Industry: why Macron and von der Leyen are pushing for an EU sovereignty fund

European Commission President Ursula von der Leyen on Tuesday (January 17) in Davos confirmed her plan to create a “European Sovereignty Fund” to support EU industry in the face of Chinese and US government aid from the Inflation Reduction Act (IRA). This fund will complement a number of envisaged measures, in particular a new temporary and targeted relaxation of the rules restricting state aid, which, without accompanying measures, could lead to fragmentation of the single market.

This easing, which opens the floodgates of national subsidies, will mainly benefit big rich countries like Germany and France, which will be able to favor their own companies over those of other countries, unfair competition that Brussels says it wants to eliminate. . France and Germany did account for 53% and 24% respectively of the state aid that Brussels has been notified of since March 2022 as part of the Ukraine war-related easing, compared to only 7% for Italy, which ranks third.

Structural solution

“In the medium term, we are going to prepare a European sovereignty fund as part of the midterm review of our budget later this year,” Ursula von der Leyen said on the first day of the debate organized by the European Union. World Economic Forum (WEF), but without specifying how this fund will be financed. “This is a structural decision that will increase the resources available for research, innovation and important strategic industrial projects” in the context of the “green transition”, continued the head of the European Executive Committee. “But since this will take time, we will look for a transitional solution to provide quick and targeted support where it is needed most,” she added.

This transitional solution will be to reallocate existing funds, said Internal Market Commissioner Thierry Breton, referring to a set of tools to meet the different needs of Member States that do not have the same budgetary impact. That basket could include, he said, the remaining funding from the €800bn European recovery plan (NextGenerationEU) and loans from the European Investment Bank (EIB).

It could also include a Sure mechanism, a European instrument that made it possible, during the Covid-19 pandemic-related recession, to support partial unemployment measures in needy Member States. It consisted of loans on concessional terms financed by borrowing from the European Commission in the financial markets.

Paris in support of von der Leyen

France fully supports this project. In a ten-page document submitted to the European Commission, which Les Echos has seen, Paris lays out its “Made in Europe strategy” to respond to the $369 billion in subsidies the United States has chosen to provide. their green industry. “This effort is about two points of GDP,” said Emmanuel Macron last December, addressing the issue during a press conference after the meeting of the European Council.

France is pushing a series of shock measures to appease European companies concerned about massive population displacement. The Sovereignty Fund is at the forefront. For France, it should be launched in two stages. With an “emergency fund” set up “in the very short term with existing funding” that would precede the “full” sovereignty fund, which was due to come into effect before the end of 2023. Paris cites, in particular, all or part of the 365 billion of the “allocated and not yet spent” Recovery and Resilience Fund (RRF), which could be reallocated to the EU’s strategic sectors.

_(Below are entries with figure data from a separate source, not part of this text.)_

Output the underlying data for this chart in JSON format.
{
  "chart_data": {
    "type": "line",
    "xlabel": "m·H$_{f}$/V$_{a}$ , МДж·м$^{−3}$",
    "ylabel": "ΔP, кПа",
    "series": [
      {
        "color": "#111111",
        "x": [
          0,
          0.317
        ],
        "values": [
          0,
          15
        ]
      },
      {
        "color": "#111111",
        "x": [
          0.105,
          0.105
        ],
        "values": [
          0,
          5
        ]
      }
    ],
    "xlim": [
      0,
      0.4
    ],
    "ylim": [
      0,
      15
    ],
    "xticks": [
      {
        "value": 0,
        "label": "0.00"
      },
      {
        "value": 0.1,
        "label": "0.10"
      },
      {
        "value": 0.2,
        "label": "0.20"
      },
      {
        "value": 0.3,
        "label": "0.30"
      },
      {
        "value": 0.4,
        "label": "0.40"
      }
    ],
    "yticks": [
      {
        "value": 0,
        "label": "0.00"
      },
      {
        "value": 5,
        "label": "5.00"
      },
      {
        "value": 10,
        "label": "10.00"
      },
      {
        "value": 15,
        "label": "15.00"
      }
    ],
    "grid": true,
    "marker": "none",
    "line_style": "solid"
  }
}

The idea of ​​such a fund, based on co-financing at the EU level, had already been formulated by Ursula von der Leyen, but met with the hostility of several member countries, including Germany, net contributors to the European budget, worried that their accounts were growing even more. The President of the European Commission is due to present his proposals to support European industry by the end of January before the European summit of heads of state and government on 9 and 10 February. On Tuesday, she confirmed that the Commission would propose “temporarily adapting (its) state aid rules.” They were already weakened “temporarily” in 2020 during the pandemic, then in 2022 due to the war in Ukraine.